Lead Scoring Model
The prompt
Design a lead scoring model.
What we sell: {{describe}}
ICP: {{firmographics_and_persona}}
Data we have: {{fields_collected_title_company_size_page}}
CRM/marketing tool: {{what_will_implement_scoring}}
Please design:
1. Demographic fit scoring (firmographic attributes)
2. Behavioural scoring (actions and their point values)
3. Negative scoring (signals that reduce score)
4. MQL threshold: at what score is a lead marketing-qualified?

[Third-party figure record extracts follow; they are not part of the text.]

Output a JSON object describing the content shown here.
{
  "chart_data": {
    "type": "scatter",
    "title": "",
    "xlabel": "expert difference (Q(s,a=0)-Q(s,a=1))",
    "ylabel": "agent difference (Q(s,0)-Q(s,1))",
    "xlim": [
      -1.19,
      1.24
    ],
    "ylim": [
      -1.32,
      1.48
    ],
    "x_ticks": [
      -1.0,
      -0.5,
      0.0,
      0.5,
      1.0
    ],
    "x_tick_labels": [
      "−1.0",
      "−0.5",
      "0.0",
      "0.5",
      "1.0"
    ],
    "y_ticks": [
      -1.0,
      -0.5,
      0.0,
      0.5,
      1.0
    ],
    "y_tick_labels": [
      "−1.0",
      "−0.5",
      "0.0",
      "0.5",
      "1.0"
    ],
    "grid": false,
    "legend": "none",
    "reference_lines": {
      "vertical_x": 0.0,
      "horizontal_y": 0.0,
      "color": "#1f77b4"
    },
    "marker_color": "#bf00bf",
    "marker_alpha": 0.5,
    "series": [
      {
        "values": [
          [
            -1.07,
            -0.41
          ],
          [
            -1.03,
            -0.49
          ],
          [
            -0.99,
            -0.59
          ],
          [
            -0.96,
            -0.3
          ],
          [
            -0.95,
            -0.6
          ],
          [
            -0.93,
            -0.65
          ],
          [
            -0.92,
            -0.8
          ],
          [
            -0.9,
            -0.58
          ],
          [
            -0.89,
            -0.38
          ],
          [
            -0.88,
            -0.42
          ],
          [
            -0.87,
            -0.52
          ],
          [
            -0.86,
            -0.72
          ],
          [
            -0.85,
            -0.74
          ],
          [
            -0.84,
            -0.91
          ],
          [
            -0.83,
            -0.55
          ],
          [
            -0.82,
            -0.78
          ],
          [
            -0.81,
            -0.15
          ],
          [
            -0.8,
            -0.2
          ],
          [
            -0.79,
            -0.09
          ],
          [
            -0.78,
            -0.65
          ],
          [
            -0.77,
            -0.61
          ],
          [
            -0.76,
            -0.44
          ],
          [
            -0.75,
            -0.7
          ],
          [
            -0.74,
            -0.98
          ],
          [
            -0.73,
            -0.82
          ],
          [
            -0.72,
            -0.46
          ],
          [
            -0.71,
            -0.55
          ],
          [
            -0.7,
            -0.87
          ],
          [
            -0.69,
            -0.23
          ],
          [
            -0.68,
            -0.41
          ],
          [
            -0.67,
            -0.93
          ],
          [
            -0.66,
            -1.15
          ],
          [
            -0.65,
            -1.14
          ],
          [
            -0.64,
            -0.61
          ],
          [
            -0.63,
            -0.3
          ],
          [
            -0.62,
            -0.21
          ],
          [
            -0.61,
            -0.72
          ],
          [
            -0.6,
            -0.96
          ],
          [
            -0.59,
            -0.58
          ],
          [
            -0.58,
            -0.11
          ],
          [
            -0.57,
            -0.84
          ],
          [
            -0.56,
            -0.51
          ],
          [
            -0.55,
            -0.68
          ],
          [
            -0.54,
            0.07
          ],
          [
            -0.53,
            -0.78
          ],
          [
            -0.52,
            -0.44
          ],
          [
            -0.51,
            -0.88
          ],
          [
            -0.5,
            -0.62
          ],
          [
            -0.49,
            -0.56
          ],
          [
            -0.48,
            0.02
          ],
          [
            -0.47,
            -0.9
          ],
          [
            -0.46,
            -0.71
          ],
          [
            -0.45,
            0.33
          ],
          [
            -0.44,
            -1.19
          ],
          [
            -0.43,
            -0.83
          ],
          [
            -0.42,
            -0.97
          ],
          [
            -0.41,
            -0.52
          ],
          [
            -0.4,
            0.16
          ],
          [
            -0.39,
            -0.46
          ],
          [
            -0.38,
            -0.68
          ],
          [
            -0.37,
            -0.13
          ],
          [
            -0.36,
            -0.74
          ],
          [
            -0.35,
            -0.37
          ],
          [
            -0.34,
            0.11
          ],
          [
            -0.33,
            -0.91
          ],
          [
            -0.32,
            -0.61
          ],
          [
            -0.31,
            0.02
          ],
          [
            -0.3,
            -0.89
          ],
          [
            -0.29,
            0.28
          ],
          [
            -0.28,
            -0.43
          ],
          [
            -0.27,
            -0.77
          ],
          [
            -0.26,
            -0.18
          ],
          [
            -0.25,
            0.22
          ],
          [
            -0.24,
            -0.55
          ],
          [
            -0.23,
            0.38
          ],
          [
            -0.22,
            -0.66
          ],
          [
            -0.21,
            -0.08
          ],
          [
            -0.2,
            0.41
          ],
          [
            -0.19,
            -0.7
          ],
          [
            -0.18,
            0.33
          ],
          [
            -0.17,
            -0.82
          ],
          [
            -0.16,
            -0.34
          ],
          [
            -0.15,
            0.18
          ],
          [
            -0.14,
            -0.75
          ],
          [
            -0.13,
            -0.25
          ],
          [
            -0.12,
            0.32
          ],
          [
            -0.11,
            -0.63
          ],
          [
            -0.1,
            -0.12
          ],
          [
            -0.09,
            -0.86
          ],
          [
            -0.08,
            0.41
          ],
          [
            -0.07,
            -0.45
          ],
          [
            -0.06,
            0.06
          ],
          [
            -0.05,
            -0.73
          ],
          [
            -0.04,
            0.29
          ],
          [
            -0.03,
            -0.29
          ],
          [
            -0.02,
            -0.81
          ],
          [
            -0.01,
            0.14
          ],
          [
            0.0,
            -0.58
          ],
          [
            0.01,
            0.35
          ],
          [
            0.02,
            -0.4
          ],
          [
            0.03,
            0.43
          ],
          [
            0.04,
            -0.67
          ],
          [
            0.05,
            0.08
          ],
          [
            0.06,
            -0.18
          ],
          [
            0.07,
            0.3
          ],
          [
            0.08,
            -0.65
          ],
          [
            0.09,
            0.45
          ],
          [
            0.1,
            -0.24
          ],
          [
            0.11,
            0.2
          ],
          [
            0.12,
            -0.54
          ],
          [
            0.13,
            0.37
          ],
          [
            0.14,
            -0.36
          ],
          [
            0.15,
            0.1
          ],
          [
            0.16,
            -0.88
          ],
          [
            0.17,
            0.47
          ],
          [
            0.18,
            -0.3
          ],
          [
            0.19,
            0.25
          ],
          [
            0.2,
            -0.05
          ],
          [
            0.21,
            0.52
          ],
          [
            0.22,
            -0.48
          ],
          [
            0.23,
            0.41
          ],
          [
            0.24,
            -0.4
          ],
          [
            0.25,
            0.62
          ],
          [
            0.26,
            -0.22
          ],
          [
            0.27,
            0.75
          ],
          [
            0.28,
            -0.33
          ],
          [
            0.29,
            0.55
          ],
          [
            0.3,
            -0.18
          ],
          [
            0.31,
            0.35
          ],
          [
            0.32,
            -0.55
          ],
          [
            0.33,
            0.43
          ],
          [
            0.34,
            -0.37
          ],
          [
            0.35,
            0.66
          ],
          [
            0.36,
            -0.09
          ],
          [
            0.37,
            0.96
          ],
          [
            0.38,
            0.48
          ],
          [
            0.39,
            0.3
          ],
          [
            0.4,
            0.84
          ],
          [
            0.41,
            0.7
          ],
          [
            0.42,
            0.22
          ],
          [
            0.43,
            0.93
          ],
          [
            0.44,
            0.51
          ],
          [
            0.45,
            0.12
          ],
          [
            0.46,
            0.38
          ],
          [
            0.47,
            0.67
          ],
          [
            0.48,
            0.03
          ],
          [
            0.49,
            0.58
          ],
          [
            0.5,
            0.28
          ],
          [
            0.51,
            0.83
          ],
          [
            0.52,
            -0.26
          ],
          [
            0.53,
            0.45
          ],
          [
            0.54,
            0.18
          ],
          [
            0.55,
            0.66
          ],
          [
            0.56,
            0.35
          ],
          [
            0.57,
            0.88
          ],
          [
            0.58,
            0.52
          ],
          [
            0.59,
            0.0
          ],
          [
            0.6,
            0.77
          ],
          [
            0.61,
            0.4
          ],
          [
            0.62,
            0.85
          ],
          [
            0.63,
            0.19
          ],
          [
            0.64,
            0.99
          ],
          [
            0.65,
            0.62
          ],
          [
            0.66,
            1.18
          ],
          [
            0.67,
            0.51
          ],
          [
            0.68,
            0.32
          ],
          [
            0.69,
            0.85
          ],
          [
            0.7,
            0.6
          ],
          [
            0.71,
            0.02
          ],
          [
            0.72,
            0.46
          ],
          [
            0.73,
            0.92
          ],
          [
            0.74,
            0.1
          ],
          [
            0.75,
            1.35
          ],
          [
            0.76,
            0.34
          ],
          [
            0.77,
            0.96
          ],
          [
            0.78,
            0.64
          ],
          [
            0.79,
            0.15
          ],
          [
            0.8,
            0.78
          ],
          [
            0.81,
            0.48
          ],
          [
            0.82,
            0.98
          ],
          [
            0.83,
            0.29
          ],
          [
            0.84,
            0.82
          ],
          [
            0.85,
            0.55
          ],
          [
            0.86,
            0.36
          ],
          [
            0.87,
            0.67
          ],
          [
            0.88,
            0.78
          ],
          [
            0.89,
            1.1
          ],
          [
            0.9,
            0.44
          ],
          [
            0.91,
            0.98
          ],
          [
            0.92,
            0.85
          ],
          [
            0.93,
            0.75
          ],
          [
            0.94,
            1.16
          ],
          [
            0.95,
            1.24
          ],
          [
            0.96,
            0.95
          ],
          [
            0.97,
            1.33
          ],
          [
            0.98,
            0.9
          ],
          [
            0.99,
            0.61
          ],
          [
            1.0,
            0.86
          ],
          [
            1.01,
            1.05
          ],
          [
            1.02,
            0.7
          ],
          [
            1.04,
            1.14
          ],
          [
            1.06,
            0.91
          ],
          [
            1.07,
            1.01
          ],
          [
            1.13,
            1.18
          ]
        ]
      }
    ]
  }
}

5. Score decay: how should scores decrease if a lead goes inactive? Why this works
Separating demographic fit scoring from behavioural scoring reflects the two dimensions that actually predict sales-readiness — who someone is and what they've done. Including negative scoring explicitly prevents the model from ignoring disqualification signals like competitor job titles or unsubscribes. Asking for a handoff threshold forces the team to pre-define the MQL/SQL boundary rather than debating it deal-by-deal.
Risks & review
Lead scoring models are only as good as the data fields you actually collect and trust. The AI will design a logical scoring framework but point values require calibration against your historical win data — the first version will be a hypothesis, not a validated model. Plan to review and adjust the scoring after 90 days of operation based on whether MQL-to-SQL conversion rates improve.